The Movie
STORY (Kwento)
Toto was born with a cleft lip and a cleft palate and is teased by many as Ngongo – a local term used to call anyone with his type of speech impediment. But despite this, the 8 year old boy is very outspoken and opinionated, thanks to the positive reinforcement of his liberated and equally willful mother Aling Glenda, a single parent.
Oblivious to the attention his speech gets, Toto juggles his days criticizing his mother’s transient love life and providing moral support to her ailing aspiration to become a Japayuki – a female entertainer in Japan.
The boy must also, on a day to day basis, try to elude the neighborhood bully, Badong and help a chronic stray deaf boy (Ogoy) find his way home.

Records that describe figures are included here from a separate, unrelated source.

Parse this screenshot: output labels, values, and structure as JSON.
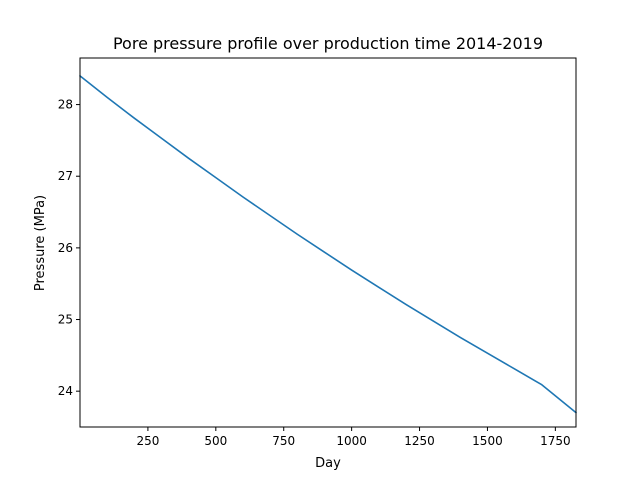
{
  "chart_data": {
    "type": "line",
    "title": "Pore pressure profile over production time 2014-2019",
    "xlabel": "Day",
    "ylabel": "Pressure (MPa)",
    "xlim": [
      0,
      1826
    ],
    "ylim": [
      23.5,
      28.65
    ],
    "xticks": [
      250,
      500,
      750,
      1000,
      1250,
      1500,
      1750
    ],
    "yticks": [
      24,
      25,
      26,
      27,
      28
    ],
    "grid": false,
    "legend": "none",
    "series": [
      {
        "color": "#1f77b4",
        "x": [
          0,
          100,
          200,
          300,
          400,
          500,
          600,
          700,
          800,
          900,
          1000,
          1100,
          1200,
          1300,
          1400,
          1500,
          1600,
          1700,
          1826
        ],
        "y": [
          28.4,
          28.1,
          27.81,
          27.53,
          27.25,
          26.98,
          26.71,
          26.45,
          26.19,
          25.94,
          25.69,
          25.45,
          25.21,
          24.98,
          24.75,
          24.53,
          24.31,
          24.09,
          23.7
        ]
      }
    ]
  }
}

There’s also his struggle with his class adviser, Miss Dimaculangan, who fully believes that the boy needs to be coddled and given special treatment by merit of his facial and verbal malformation.
Though the teacher’s brand of compassion might suit others, for Toto – a boy who grew up equipped with the understanding that he is just like everyone else – no more, no less, this segregation, as he would put it, is downright discriminatory.
So it was no surprise to anyone that one day, the boy challenges his teacher after being excluded from a very important class song. An altercation that he wins hands down.
But things take a turn when the boy changes his mind and jumps on the prospect of competing on his school’s creative declamation competition – a contest of narrative drama and eloquence set on the very high-profiled Linggo ng Wika (National Language Week) celebration.
While Ms. Dimaculangan convinces herself that this new development poses a much bigger problem, Toto’s mother sees this as an opportunity for her son to shine.
With the help of his mother’s new fling, Dindo and her Japayuki friends, plus the support of the boy’s new found friends – a stray boy and a bully, Toto does manage to shine, quite brilliantly, in more ways than one.
CHARACTERS (Mga Tauhan)







Toto, Badong, Ogoy, Glenda, Ruby, Ms. Dimaculangan and Dindo
PRODUCTION STAFF
DIRECTOR’S STATEMENT
With Nono, I hope to tell a story about a little boy who thrives and shines by being different. Toto, our main character, is after all, a boy with a harelip. Instead of compounding the subject of physical malformation in the expected dreary, brooding narrative, I hope to provide a bright, whimsical but equally meaningful alternative that celebrates this particular physical condition as a source of inspiration rather than an antecedent to one’s misery.
More than anything else, Nono will be a story about a Filipino family – about a community that directly or indirectly mold the life of a little boy who possesses a willful, generous spirit.